THE Power Sector Assets and Liabilities Management Corporation (PSALM) has failed to secure a favorable ruling from the Commission on Audit (COA) in its motion for partial reconsideration of the September 23, 2019 decision ordering it and the National Power Corporation (NPC) to pay compensation to thousands of unlawfully dismissed former employees of the NPC.
In a resolution issued last September 20 but released only this week, the COA Commission Proper affirmed its previous findings that both PSALM and NPC are liable to pay up the displaced workers’ backwages, salary differentials, wage adjustments, and separation pay plus legal interest.
The COA’s pronouncement is anchored on the 2006 Supreme Court ruling in the case of NPC Drivers and Mechanics Association, et al vs. NPC and a subsequent resolution issued on November 21, 2017.
NPC and PSALM were both directed to “immediately update the list of computation of employees entitled to receive their pay, 17 years after losing their jobs.
The SC and COA rulings did not mention the amount due since the personal circumstances of the claimants vary from each other depending on length of service and positions held at the time of their termination of services in 2003.
The COA said the amount due each personnel will be increased by 12 percent yearly interest from October 2008 to June 30, 2013, and six percent from July 2013 onwards.
However, it clarified that only NPC employees who were dismissed and not rehired by PSALM are entitled to separation pay in lieu of reinstatement to their former posts, back wages, and other adjustments after deduction of compensation already received under the original separation plan.
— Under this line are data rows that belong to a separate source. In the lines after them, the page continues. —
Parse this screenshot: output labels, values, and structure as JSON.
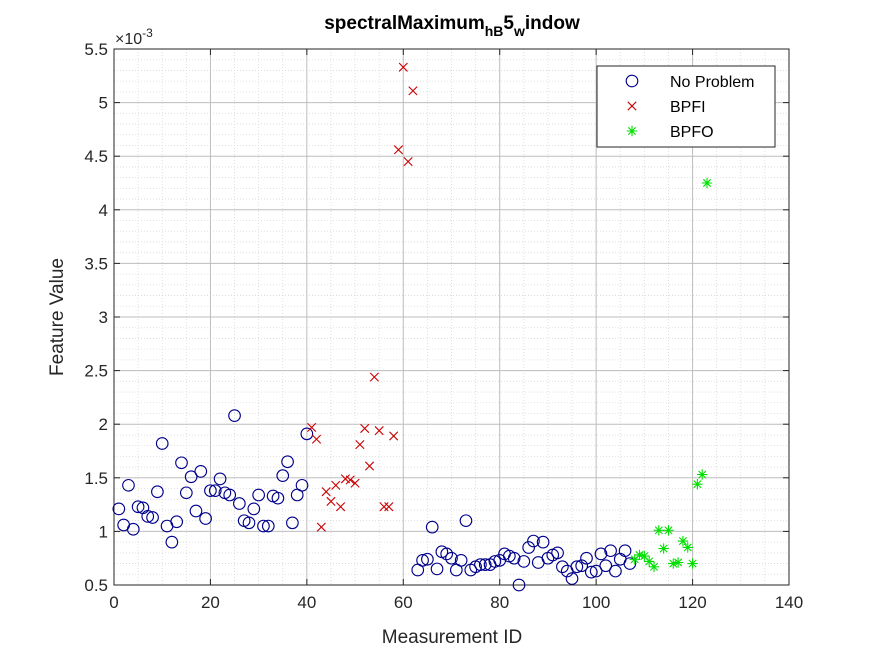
{
  "chart_data": {
    "type": "scatter",
    "title": {
      "base": "spectralMaximum",
      "sub1": "hB",
      "mid": "5",
      "sub2": "w",
      "tail": "indow"
    },
    "xlabel": "Measurement ID",
    "ylabel": "Feature Value",
    "y_exponent": {
      "prefix": "×10",
      "power": "-3"
    },
    "xlim": [
      0,
      140
    ],
    "ylim": [
      0.5,
      5.5
    ],
    "x_ticks": [
      0,
      20,
      40,
      60,
      80,
      100,
      120,
      140
    ],
    "x_tick_labels": [
      "0",
      "20",
      "40",
      "60",
      "80",
      "100",
      "120",
      "140"
    ],
    "y_ticks": [
      0.5,
      1,
      1.5,
      2,
      2.5,
      3,
      3.5,
      4,
      4.5,
      5,
      5.5
    ],
    "y_tick_labels": [
      "0.5",
      "1",
      "1.5",
      "2",
      "2.5",
      "3",
      "3.5",
      "4",
      "4.5",
      "5",
      "5.5"
    ],
    "grid": "major and minor, dotted",
    "legend_position": "top-right",
    "series": [
      {
        "name": "No Problem",
        "marker": "circle",
        "color": "#00008B",
        "points": [
          [
            1,
            1.21
          ],
          [
            2,
            1.06
          ],
          [
            3,
            1.43
          ],
          [
            4,
            1.02
          ],
          [
            5,
            1.23
          ],
          [
            6,
            1.22
          ],
          [
            7,
            1.14
          ],
          [
            8,
            1.13
          ],
          [
            9,
            1.37
          ],
          [
            10,
            1.82
          ],
          [
            11,
            1.05
          ],
          [
            12,
            0.9
          ],
          [
            13,
            1.09
          ],
          [
            14,
            1.64
          ],
          [
            15,
            1.36
          ],
          [
            16,
            1.51
          ],
          [
            17,
            1.19
          ],
          [
            18,
            1.56
          ],
          [
            19,
            1.12
          ],
          [
            20,
            1.38
          ],
          [
            21,
            1.38
          ],
          [
            22,
            1.49
          ],
          [
            23,
            1.36
          ],
          [
            24,
            1.34
          ],
          [
            25,
            2.08
          ],
          [
            26,
            1.26
          ],
          [
            27,
            1.1
          ],
          [
            28,
            1.08
          ],
          [
            29,
            1.21
          ],
          [
            30,
            1.34
          ],
          [
            31,
            1.05
          ],
          [
            32,
            1.05
          ],
          [
            33,
            1.33
          ],
          [
            34,
            1.31
          ],
          [
            35,
            1.52
          ],
          [
            36,
            1.65
          ],
          [
            37,
            1.08
          ],
          [
            38,
            1.34
          ],
          [
            39,
            1.43
          ],
          [
            40,
            1.91
          ],
          [
            63,
            0.64
          ],
          [
            64,
            0.73
          ],
          [
            65,
            0.74
          ],
          [
            66,
            1.04
          ],
          [
            67,
            0.65
          ],
          [
            68,
            0.81
          ],
          [
            69,
            0.79
          ],
          [
            70,
            0.75
          ],
          [
            71,
            0.64
          ],
          [
            72,
            0.73
          ],
          [
            73,
            1.1
          ],
          [
            74,
            0.64
          ],
          [
            75,
            0.67
          ],
          [
            76,
            0.69
          ],
          [
            77,
            0.69
          ],
          [
            78,
            0.69
          ],
          [
            79,
            0.72
          ],
          [
            80,
            0.73
          ],
          [
            81,
            0.79
          ],
          [
            82,
            0.77
          ],
          [
            83,
            0.75
          ],
          [
            84,
            0.5
          ],
          [
            85,
            0.72
          ],
          [
            86,
            0.85
          ],
          [
            87,
            0.91
          ],
          [
            88,
            0.71
          ],
          [
            89,
            0.9
          ],
          [
            90,
            0.75
          ],
          [
            91,
            0.78
          ],
          [
            92,
            0.8
          ],
          [
            93,
            0.67
          ],
          [
            94,
            0.63
          ],
          [
            95,
            0.56
          ],
          [
            96,
            0.67
          ],
          [
            97,
            0.68
          ],
          [
            98,
            0.75
          ],
          [
            99,
            0.62
          ],
          [
            100,
            0.63
          ],
          [
            101,
            0.79
          ],
          [
            102,
            0.68
          ],
          [
            103,
            0.82
          ],
          [
            104,
            0.63
          ],
          [
            105,
            0.74
          ],
          [
            106,
            0.82
          ],
          [
            107,
            0.7
          ]
        ]
      },
      {
        "name": "BPFI",
        "marker": "x",
        "color": "#CC0000",
        "points": [
          [
            41,
            1.97
          ],
          [
            42,
            1.86
          ],
          [
            43,
            1.04
          ],
          [
            44,
            1.37
          ],
          [
            45,
            1.28
          ],
          [
            46,
            1.43
          ],
          [
            47,
            1.23
          ],
          [
            48,
            1.49
          ],
          [
            49,
            1.48
          ],
          [
            50,
            1.45
          ],
          [
            51,
            1.81
          ],
          [
            52,
            1.96
          ],
          [
            53,
            1.61
          ],
          [
            54,
            2.44
          ],
          [
            55,
            1.94
          ],
          [
            56,
            1.23
          ],
          [
            57,
            1.23
          ],
          [
            58,
            1.89
          ],
          [
            59,
            4.56
          ],
          [
            60,
            5.33
          ],
          [
            61,
            4.45
          ],
          [
            62,
            5.11
          ]
        ]
      },
      {
        "name": "BPFO",
        "marker": "asterisk",
        "color": "#00E000",
        "points": [
          [
            108,
            0.74
          ],
          [
            109,
            0.78
          ],
          [
            110,
            0.77
          ],
          [
            111,
            0.72
          ],
          [
            112,
            0.67
          ],
          [
            113,
            1.01
          ],
          [
            114,
            0.84
          ],
          [
            115,
            1.01
          ],
          [
            116,
            0.7
          ],
          [
            117,
            0.71
          ],
          [
            118,
            0.91
          ],
          [
            119,
            0.85
          ],
          [
            120,
            0.7
          ],
          [
            121,
            1.44
          ],
          [
            122,
            1.53
          ],
          [
            123,
            4.25
          ]
        ]
      }
    ]
  }
}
In its motion, PSALM argued that the ruling could put it in an untenable position where it will be forced to use funds outside of the privatization of NPC assets and contracts since the amount of obligation imposed on it and the NPC is more than the proceeds raised.
It said, under such conditions, it will be called upon to disburse public funds in a manner that will violate the provisions of RA No. 9136 or the Electric Power Industry Reform Act (EPIRA).